NEW YORK, United States of America, November 11, 2015
The El Niño global climactic event has wreaked havoc on Ethiopia’s summer rains. This comes on the heels of failed spring rains, and has driven food insecurity, malnutrition and water shortages in affected areas of the country.
Following a rapid assessment in early October, the Government and partners concluded that the number of people requiring emergency food assistance had increased to 8.2 million.

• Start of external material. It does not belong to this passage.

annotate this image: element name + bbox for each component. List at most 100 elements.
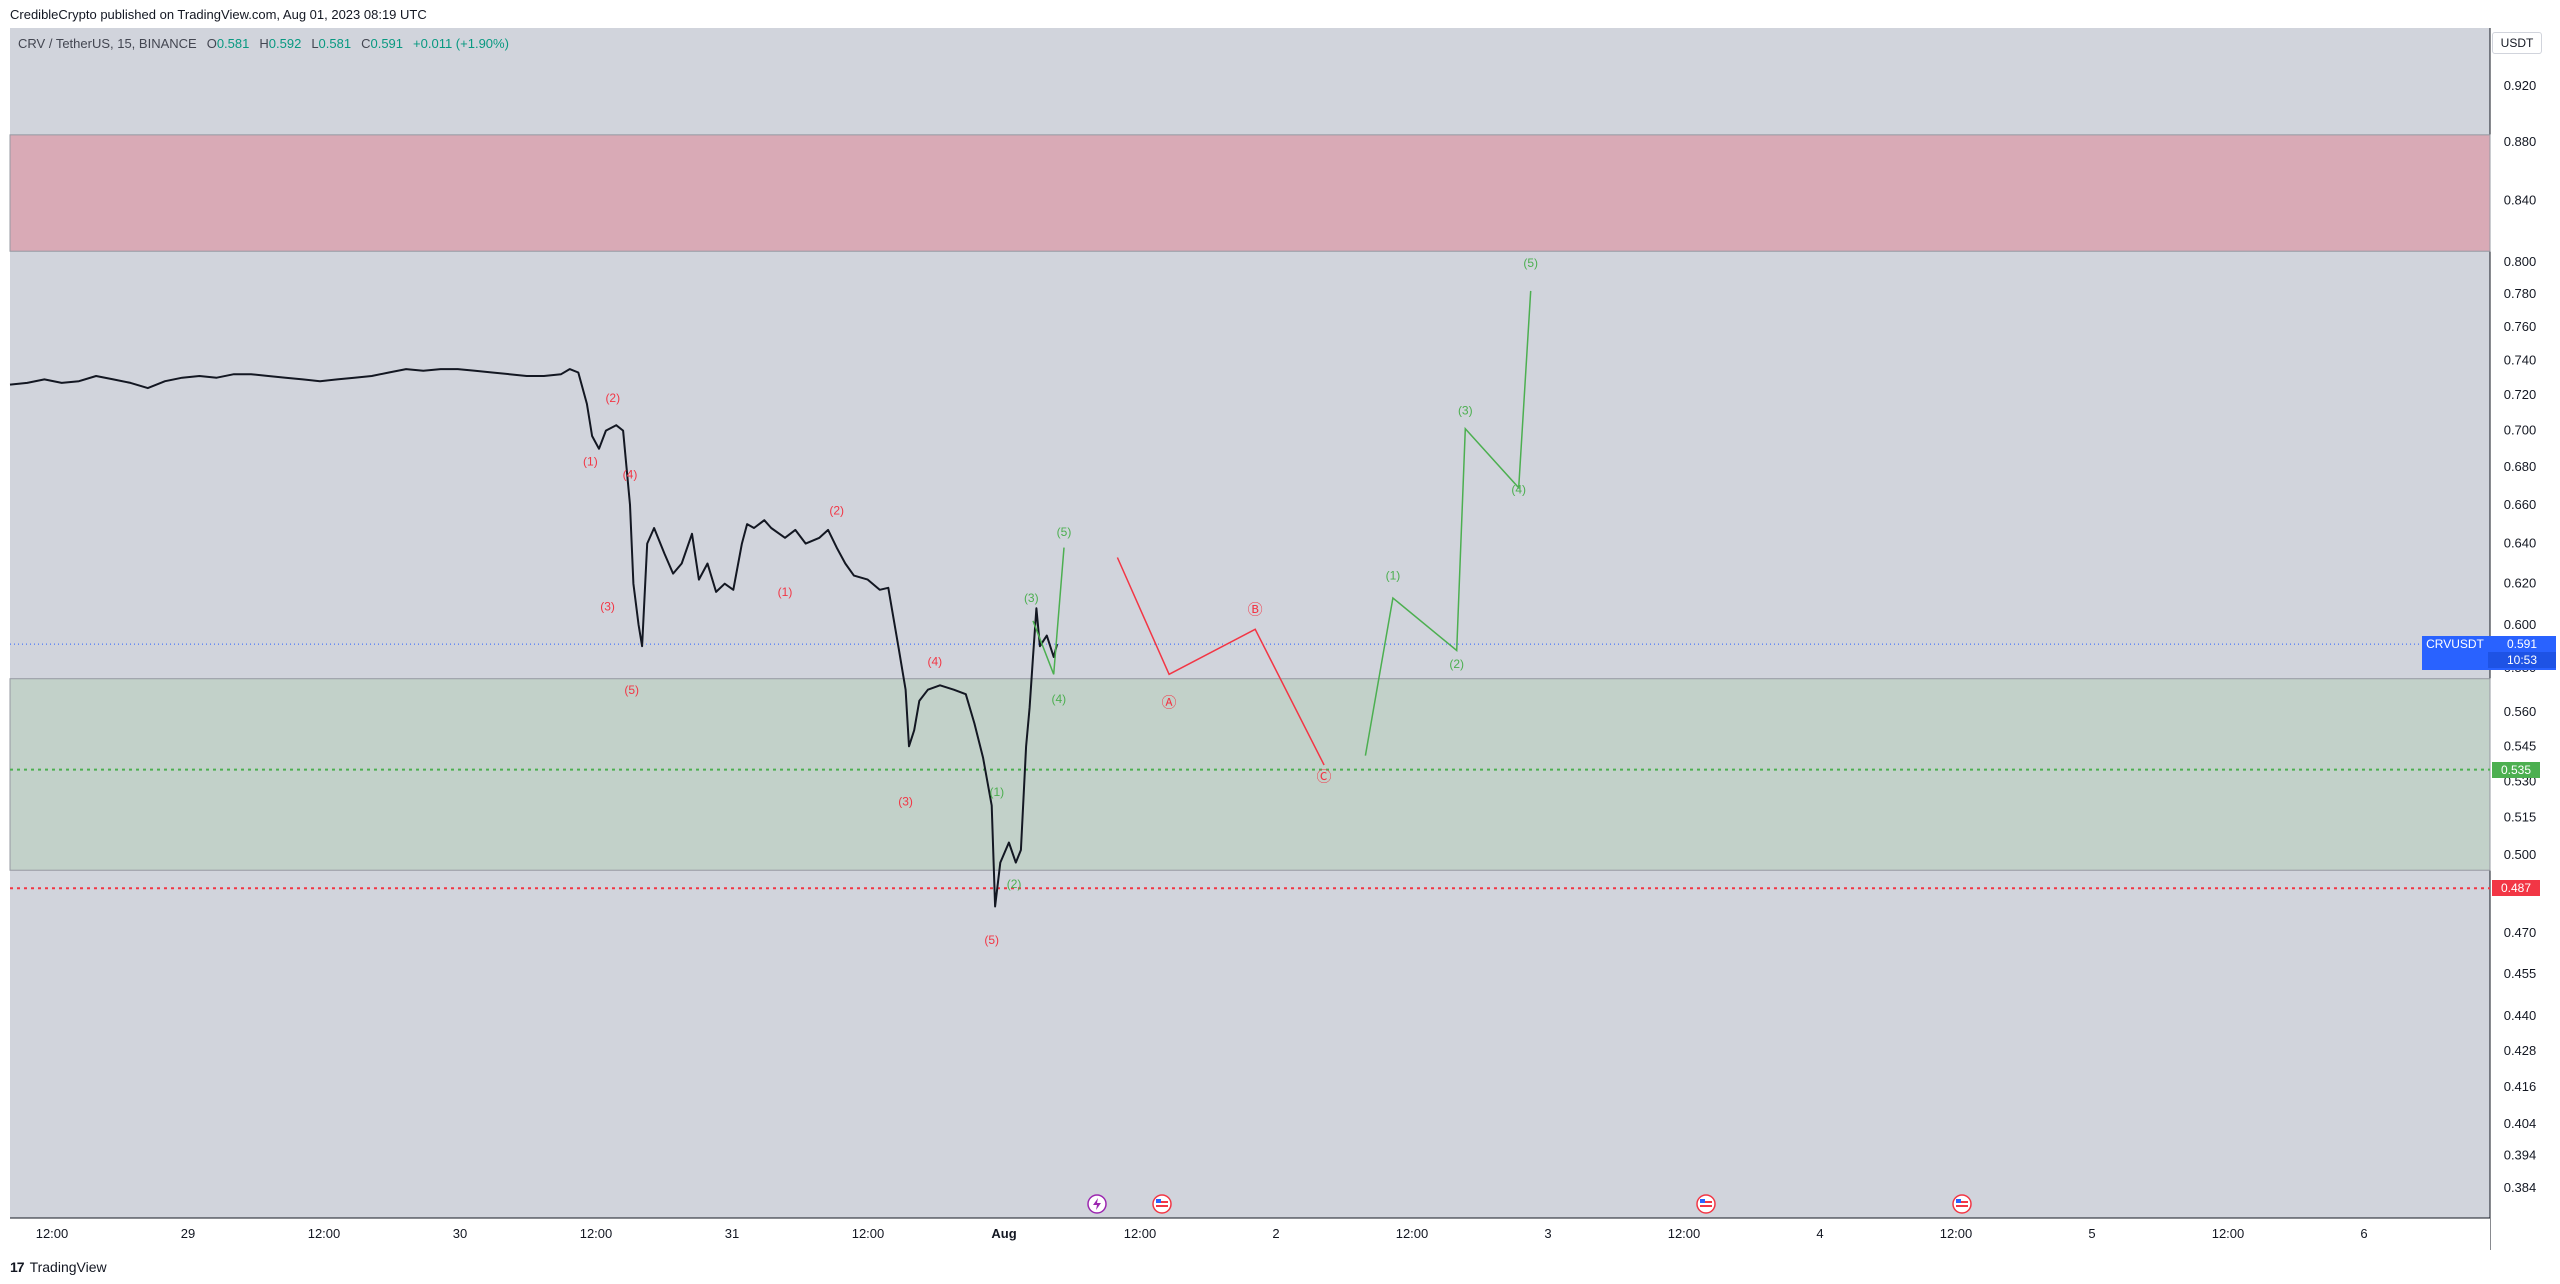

There are fears that this figure will continue to grow; efforts are currently underway to further identify the most urgent needs for the coming year.
A well-coordinated response is already underway and expanding rapidly, although the scale of the developing emergency exceeds resources available to date.
“The leadership and commitment of the Government in driving this response has been exceptional,” said Paul Handley, the OCHA Head of Office. “They have already allocated more than US$200 million of their own funds to procure relief items and conduct emergency livestock and water interventions.”
International donors have also been mobilizing resources to fill critical funding gaps and support Government response efforts. Since 30 September, new donor commitments to this emergency exceed US$120 million. This is impressive; however, much more is urgently needed.
“One thing is certain,” said Samir Wanmali, acting Country Director for the UN World Food Programme. “Ethiopia today is far different from the Ethiopia of the past. Ethiopia has a robust disaster risk management system in place to respond to the needs of its people. With the Government’s leadership and support from the international community, we will mitigate the worst of El Nino’s effect. We need to ensure that this natural disaster does not affect the remarkable progress that Ethiopia has made over the past decade.”
Given the lead times necessary for the procurement of relief items, the Government and its international partners have called for early action to this slow onset natural disaster.